(ASI) Sono costretto a tornare sul tema “Giustizia” per gli evidentissimi motivi di attualità che cercherò di illustrare, vale a dire “vicenda Davigo”, la pubblicazione del libro della coppia “Palamara Sallusti” e i referendum sulla giustizia, insorti proprio in coincidenza con l’anniversario dell’inchiesta “Mani pulite”.
La varietà degli argomenti è, di per sé, indicativa del carattere caotico e “febbricitante” che ha assunto il tema “Giustizia”.
Circa un mese fa, si è tenuto il referendum consultivo ANM sul “sorteggio” su un multiplo dei componenti del CSM da eleggere e sul sistema elettorale, proporzionale o maggioritario, per l’elezione dei membri togati del CSM. E’ passato pressoché totalmente inosservato benché, per il primo quesito, su un’affluenza pari al 54,31 %, i “si” al sorteggio, pur se minoritari, abbiano raggiunto 1.787 voti, contro i no, che hanno raggiunto 2.475 voti.
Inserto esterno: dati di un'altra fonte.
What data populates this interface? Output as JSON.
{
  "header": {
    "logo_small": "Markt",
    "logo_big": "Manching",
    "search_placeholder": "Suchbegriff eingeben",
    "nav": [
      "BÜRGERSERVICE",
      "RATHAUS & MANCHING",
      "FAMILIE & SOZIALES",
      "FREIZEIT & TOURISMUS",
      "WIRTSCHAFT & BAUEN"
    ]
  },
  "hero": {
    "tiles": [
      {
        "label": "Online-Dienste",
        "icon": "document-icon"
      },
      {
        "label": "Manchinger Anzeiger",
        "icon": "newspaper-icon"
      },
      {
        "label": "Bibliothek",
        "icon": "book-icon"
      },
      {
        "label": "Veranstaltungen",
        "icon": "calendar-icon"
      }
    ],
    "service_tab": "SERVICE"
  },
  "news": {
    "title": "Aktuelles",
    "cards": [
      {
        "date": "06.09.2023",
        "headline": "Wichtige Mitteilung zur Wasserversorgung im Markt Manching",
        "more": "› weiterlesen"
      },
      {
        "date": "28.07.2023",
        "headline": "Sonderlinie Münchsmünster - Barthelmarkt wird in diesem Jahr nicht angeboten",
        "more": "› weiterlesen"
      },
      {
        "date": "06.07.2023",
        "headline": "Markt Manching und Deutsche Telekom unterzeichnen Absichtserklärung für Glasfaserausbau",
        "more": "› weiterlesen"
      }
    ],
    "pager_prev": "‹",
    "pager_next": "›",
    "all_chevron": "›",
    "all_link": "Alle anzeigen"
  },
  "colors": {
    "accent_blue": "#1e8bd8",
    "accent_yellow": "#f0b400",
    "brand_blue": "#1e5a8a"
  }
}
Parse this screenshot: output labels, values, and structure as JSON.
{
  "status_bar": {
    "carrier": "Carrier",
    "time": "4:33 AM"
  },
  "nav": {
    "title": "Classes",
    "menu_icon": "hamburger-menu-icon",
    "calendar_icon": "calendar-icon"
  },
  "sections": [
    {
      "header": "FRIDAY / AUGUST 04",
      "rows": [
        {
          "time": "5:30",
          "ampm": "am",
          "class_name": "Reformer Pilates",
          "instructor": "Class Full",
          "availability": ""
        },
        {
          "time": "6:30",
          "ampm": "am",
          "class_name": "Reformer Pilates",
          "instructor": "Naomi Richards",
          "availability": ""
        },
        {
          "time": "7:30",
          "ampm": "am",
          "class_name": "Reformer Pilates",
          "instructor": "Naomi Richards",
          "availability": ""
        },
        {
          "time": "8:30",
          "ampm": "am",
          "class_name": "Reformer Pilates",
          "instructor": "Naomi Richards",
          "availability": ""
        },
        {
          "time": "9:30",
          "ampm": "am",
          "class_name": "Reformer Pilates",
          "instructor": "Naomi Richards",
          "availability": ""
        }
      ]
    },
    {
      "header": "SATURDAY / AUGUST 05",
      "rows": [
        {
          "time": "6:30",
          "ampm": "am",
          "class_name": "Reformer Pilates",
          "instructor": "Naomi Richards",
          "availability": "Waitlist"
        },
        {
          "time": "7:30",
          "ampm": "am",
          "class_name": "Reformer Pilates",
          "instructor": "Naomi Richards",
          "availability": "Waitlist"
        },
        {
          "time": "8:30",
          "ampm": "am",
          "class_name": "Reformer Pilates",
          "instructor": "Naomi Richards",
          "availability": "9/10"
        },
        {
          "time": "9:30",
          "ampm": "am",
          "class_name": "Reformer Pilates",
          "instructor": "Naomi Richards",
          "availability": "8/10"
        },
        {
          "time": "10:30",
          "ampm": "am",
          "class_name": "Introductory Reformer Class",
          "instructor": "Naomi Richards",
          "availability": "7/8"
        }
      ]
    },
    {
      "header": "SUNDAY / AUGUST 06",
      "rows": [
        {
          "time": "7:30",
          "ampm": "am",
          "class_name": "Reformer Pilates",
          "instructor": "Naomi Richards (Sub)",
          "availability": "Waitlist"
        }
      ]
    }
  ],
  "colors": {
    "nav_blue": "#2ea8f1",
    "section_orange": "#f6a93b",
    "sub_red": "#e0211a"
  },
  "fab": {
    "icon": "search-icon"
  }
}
Per il secondo quesito, 3.189 si sono espressi per il sistema proporzionale e 745 per quello maggioritario.
Si veda “Referendum ANM: no al sorteggio e no al sistema maggioritario per eleggere il CSM”, RAI News, DIRITTI E GIUSTIZIA, 28 gennaio 2022 (google.com/amp/s/w).
Per chi va blaterando le solite bugie sul correntismo della magistratura, il fatto che vi sia stata una percentuale così elevata per il sorteggio, che è, pacificamente, il sistema che esclude in radice il correntismo, si tratta di una solenne e clamorosa smentita, ma non ne terranno minimamente conto.
La cronaca giornalistico – politica si è interessata, invece, di ben altri argomenti, quelli che possono, sia pure a torto, alimentare il clima di conflittualità istituzionale imperante.
Sotto questo profilo, è ormai una deriva, in cui un tema che richiederebbe una riflessione razionale, è come stravolto da un affastellarsi di impulsi emotivi in cui qualcuno cerca di spingere e di “annegare” questo argomento. E, come al solito, vi sono due poli giornalistici che si fronteggiano sul tema: da una parte quello più o meno rispettoso del ruolo istituzionale del potere giudiziario, oggi limitato a “Il Fatto quotidiano” e quello che ha ormai intrapreso una guerra istituzionale alla magistratura, oggi espresso soprattutto da “Il Giornale”, dal “Il Dubbio” e dal “Riformista”, da “Libero”.
Si possono avere le opinioni più diverse sull’argomento, per carità, ma è altrettanto lecito esprimere sconcerto sulla genericità e sulla indeterminatezza delle accuse alla Magistratura.
C’è un primo aspetto, d’attualità, che mi colpisce e mi scandalizza.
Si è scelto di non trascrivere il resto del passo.